Preventing Hip Dysplasia in Dogs
Although hip dysplasia is largely a genetic condition inherited from previous generations, there are a few things that pet parents can do to help reduce the risk of their dog suffering from the debilitating effects of this condition.
Choose a Reputable Breeder
To avoid the need to care for a dog with hip dysplasia, it is best to choose a puppy from a reputable breeder since hip dysplasia is mainly an inherited condition. A responsible breeder will have knowledge of the medical history of the puppy's parents and grandparents, including any family history of hip dysplasia. Researching and finding a reputable breeder can save both heartache and money in the long run.
Help Your Dog Maintain a Healthy Weight
If you're already a pet parent, the best way to help prevent hip dysplasia in dogs is to help your puppy maintain a healthy weight. Excess weight puts additional stress on your pup's joints and can lead to unnecessary discomfort and joint pain.

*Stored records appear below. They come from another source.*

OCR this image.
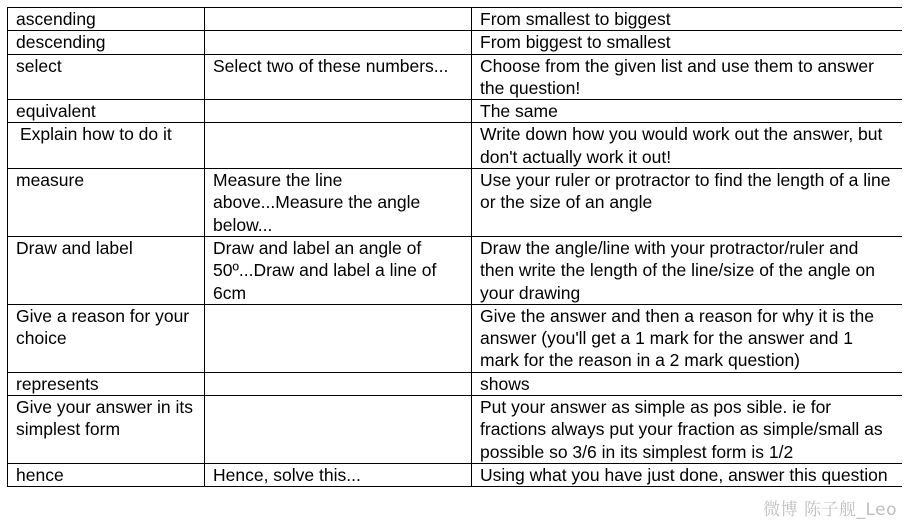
ascending		From smallest to biggest
descending		From biggest to smallest
select	Select two of these numbers...	Choose from the given list and use them to answer the question!
equivalent		The same
Explain how to do it		Write down how you would work out the answer, but don't actually work it out!
measure	Measure the line above...Measure the angle below...	Use your ruler or protractor to find the length of a line or the size of an angle
Draw and label	Draw and label an angle of 50º...Draw and label a line of 6cm	Draw the angle/line with your protractor/ruler and then write the length of the line/size of the angle on your drawing
Give a reason for your choice		Give the answer and then a reason for why it is the answer (you'll get a 1 mark for the answer and 1 mark for the reason in a 2 mark question)
represents		shows
Give your answer in its simplest form		Put your answer as simple as pos sible. ie for fractions always put your fraction as simple/small as possible so 3/6 in its simplest form is 1/2
hence	Hence, solve this...	Using what you have just done, answer this question
微博 陈子舰_Leo
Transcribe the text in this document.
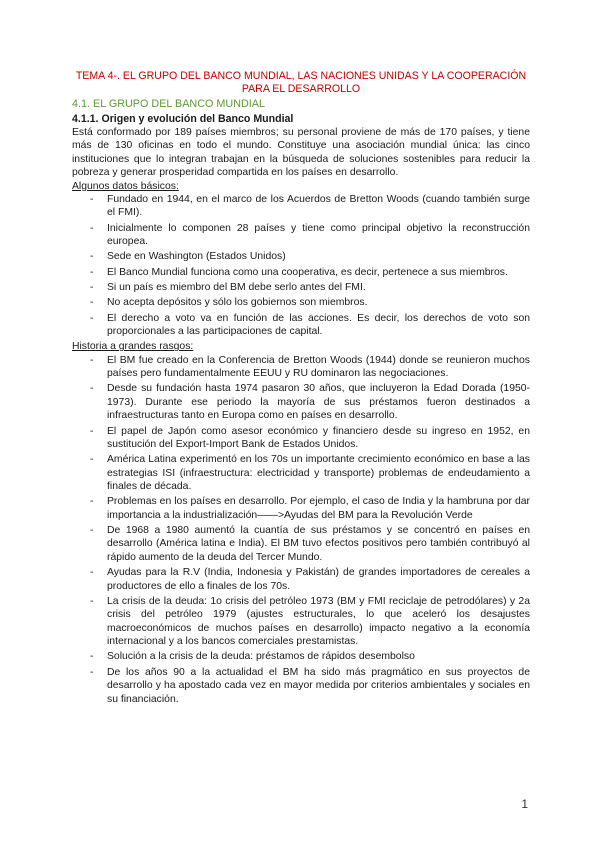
TEMA 4-. EL GRUPO DEL BANCO MUNDIAL, LAS NACIONES UNIDAS Y LA COOPERACIÓN PARA EL DESARROLLO

4.1. EL GRUPO DEL BANCO MUNDIAL

4.1.1. Origen y evolución del Banco Mundial

Está conformado por 189 países miembros; su personal proviene de más de 170 países, y tiene más de 130 oficinas en todo el mundo. Constituye una asociación mundial única: las cinco instituciones que lo integran trabajan en la búsqueda de soluciones sostenibles para reducir la pobreza y generar prosperidad compartida en los países en desarrollo.

Algunos datos básicos:

- Fundado en 1944, en el marco de los Acuerdos de Bretton Woods (cuando también surge el FMI).
- Inicialmente lo componen 28 países y tiene como principal objetivo la reconstrucción europea.
- Sede en Washington (Estados Unidos)
- El Banco Mundial funciona como una cooperativa, es decir, pertenece a sus miembros.
- Si un país es miembro del BM debe serlo antes del FMI.
- No acepta depósitos y sólo los gobiernos son miembros.
- El derecho a voto va en función de las acciones. Es decir, los derechos de voto son proporcionales a las participaciones de capital.

Historia a grandes rasgos:

- El BM fue creado en la Conferencia de Bretton Woods (1944) donde se reunieron muchos países pero fundamentalmente EEUU y RU dominaron las negociaciones.
- Desde su fundación hasta 1974 pasaron 30 años, que incluyeron la Edad Dorada (1950-1973). Durante ese periodo la mayoría de sus préstamos fueron destinados a infraestructuras tanto en Europa como en países en desarrollo.
- El papel de Japón como asesor económico y financiero desde su ingreso en 1952, en sustitución del Export-Import Bank de Estados Unidos.
- América Latina experimentó en los 70s un importante crecimiento económico en base a las estrategias ISI (infraestructura: electricidad y transporte) problemas de endeudamiento a finales de década.
- Problemas en los países en desarrollo. Por ejemplo, el caso de India y la hambruna por dar importancia a la industrialización——>Ayudas del BM para la Revolución Verde
- De 1968 a 1980 aumentó la cuantía de sus préstamos y se concentró en países en desarrollo (América latina e India). El BM tuvo efectos positivos pero también contribuyó al rápido aumento de la deuda del Tercer Mundo.
- Ayudas para la R.V (India, Indonesia y Pakistán) de grandes importadores de cereales a productores de ello a finales de los 70s.
- La crisis de la deuda: 1o crisis del petróleo 1973 (BM y FMI reciclaje de petrodólares) y 2a crisis del petróleo 1979 (ajustes estructurales, lo que aceleró los desajustes macroeconómicos de muchos países en desarrollo) impacto negativo a la economía internacional y a los bancos comerciales prestamistas.
- Solución a la crisis de la deuda: préstamos de rápidos desembolso
- De los años 90 a la actualidad el BM ha sido más pragmático en sus proyectos de desarrollo y ha apostado cada vez en mayor medida por criterios ambientales y sociales en su financiación.
1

Slow The Growth of Giant Breed Puppies
If you have a large or giant breed puppy, it is essential to slow the growth of these breeds in order to allow their joints to develop properly without putting too much strain on them. Excellerated growth and weight gain before your dog's joints can handle it can lead to hip dysplasia, elbow dysplasia, and other painful joint conditions.
Supplements & Diet
If your dog is experiencing joint pain or has a high risk of developing hip dysplasia, speak to your vet about supplements such as glucosamine and fish oils that could help your dog's joints stay healthy. There are a number of readily available, high-quality dog foods on the market that contain ingredients to help your dog retain comfortable mobility. Speak to your vet to determine if this is an appropriate option for your dog.
Appropriate Exercise & Play
Dogs of varying breeds and sizes require different activity levels to keep their minds and bodies healthy. The exercise requirements of a Border Collie are vastly different from those of an Irish Wolfhound. Avoiding excessive or inappropriate exercise that could exacerbate a dog's genetic predisposition to hip dysplasia is important. To ensure the right exercise for your dog, do your research, speak to your breeder, and consult with your veterinarian. Avoid encouraging your dog to engage in exercise unsuitable for their body type.
Note: The advice provided in this post is intended for informational purposes and does not constitute medical advice regarding pets. For an accurate diagnosis of your pet's condition, please make an appointment with your vet.